If you've already resorted to divorce, here are some key facts you need to understand or embrace to protect the future that transcends the divorce.
Put your children's needs first.
Accept that you
have a responsibility to your children to do everything you can to
ensure that the divorce doesn't cost them any more than it already has
and that is absolutely necessary. Children don't have the voice and the
ability to tell you what they think, so it is important to make their
best interest your best interest. You have to be fiduciaries where you
put their interest above your own. Take an honest look at yourself and
what you're doing to impact these children. Tell your children that they
are number one: "You're the most important. You are first in everything
that we think and do, and we're going to take care of you".
Start a new relationship.Don't think of the
divorce as ending the relationship with your ex-spouse. Instead, think
of it as beginning a new one. Your new relationship as divorced parents
involves being co-allies, nurturers and protectors of your children.
Consider going for post-marital counseling where you can create a
parenting plan, resolve your differences and finish your emotional
business, so you can clearly see what is in the best interest of these
children.
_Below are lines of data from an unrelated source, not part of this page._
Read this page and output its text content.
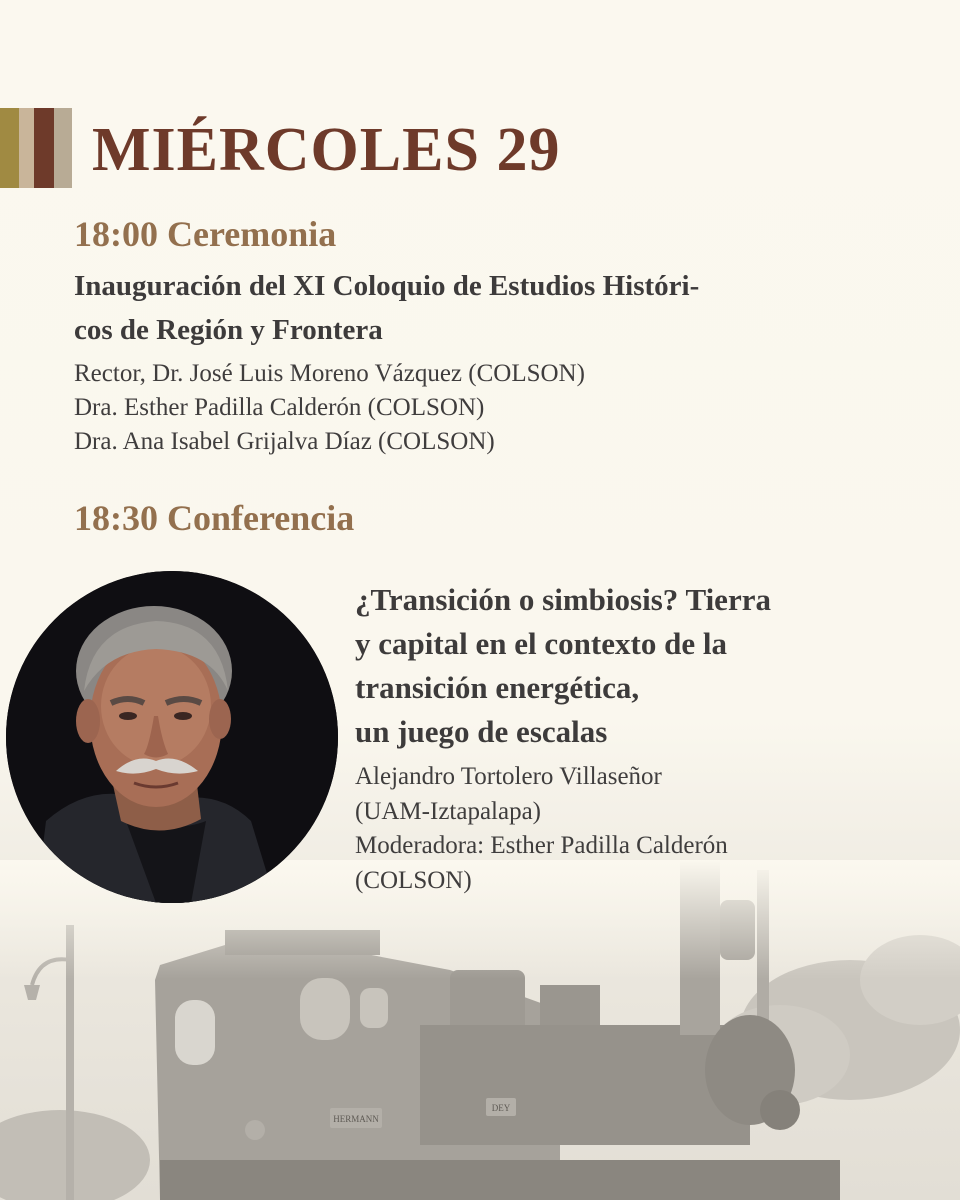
MIÉRCOLES 29
18:00 Ceremonia
Inauguración del XI Coloquio de Estudios Históri-
cos de Región y Frontera
Rector, Dr. José Luis Moreno Vázquez (COLSON)
Dra. Esther Padilla Calderón (COLSON)
Dra. Ana Isabel Grijalva Díaz (COLSON)
18:30 Conferencia
¿Transición o simbiosis? Tierra
y capital en el contexto de la
transición energética,
un juego de escalas
Alejandro Tortolero Villaseñor
(UAM-Iztapalapa)
Moderadora: Esther Padilla Calderón
(COLSON)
It's hard to be objective when there is so much emotion
involved. Find a way to make your children feel that everywhere they
turn they see love, support, and appreciation.
Communicate clearly with your children.
If
communication is vague, children fill in the blanks to the detriment of
themselves. They will blame themselves and think that it's their fault
that things have happened.
Don't put your kids in the middle.
Resolve that
there is not going to be a tug of war. Don't put the children in between
you and your ex and start pulling on them for their allegiance. Don't
use your children as pawns to find out about the other person or get
back at your ex.
Fight in private.
Parents must stop the
right-fighting and make a plan to help their children make it through
the transition with as little trauma as possible. You can't give away
what you don't have. If parents are filled with bitterness and angst and
resentment, then their children are going to get pulled back and forth,
and that's not right or fair to them.
Never undermine the other parent.
Don't be
critical of your ex in front of the children. Don't attack the
mother/father of your child. Put the children above all of your personal
wants and needs. Take the high ground. If you behave in such a way as
to alienate their mother/father from the children, they will resent you
for it. The day will come when they will say, 'You ran your own agenda
and it cost us our mother/father.' You may feel like you might win at
the time, but in the long term, they will resent you.
Communicate with your ex regarding child rearing decisions.
Make joint decisions and don't let the children divide you even further by manipulating the parent who is more lenient, etc.
Decide that your children will not come from a broken home, they are just going to have two homes.
Set
up a home in which the children have a room, toys to play with and
space to be kids. Make sure the children feel at home in both places.
AS YOU TAKE THESE STEPS, THE LORD WHO IS THE AUTHOR OF LOVE WILL CAUSE YOU TO SMILE VERY SOON...!!!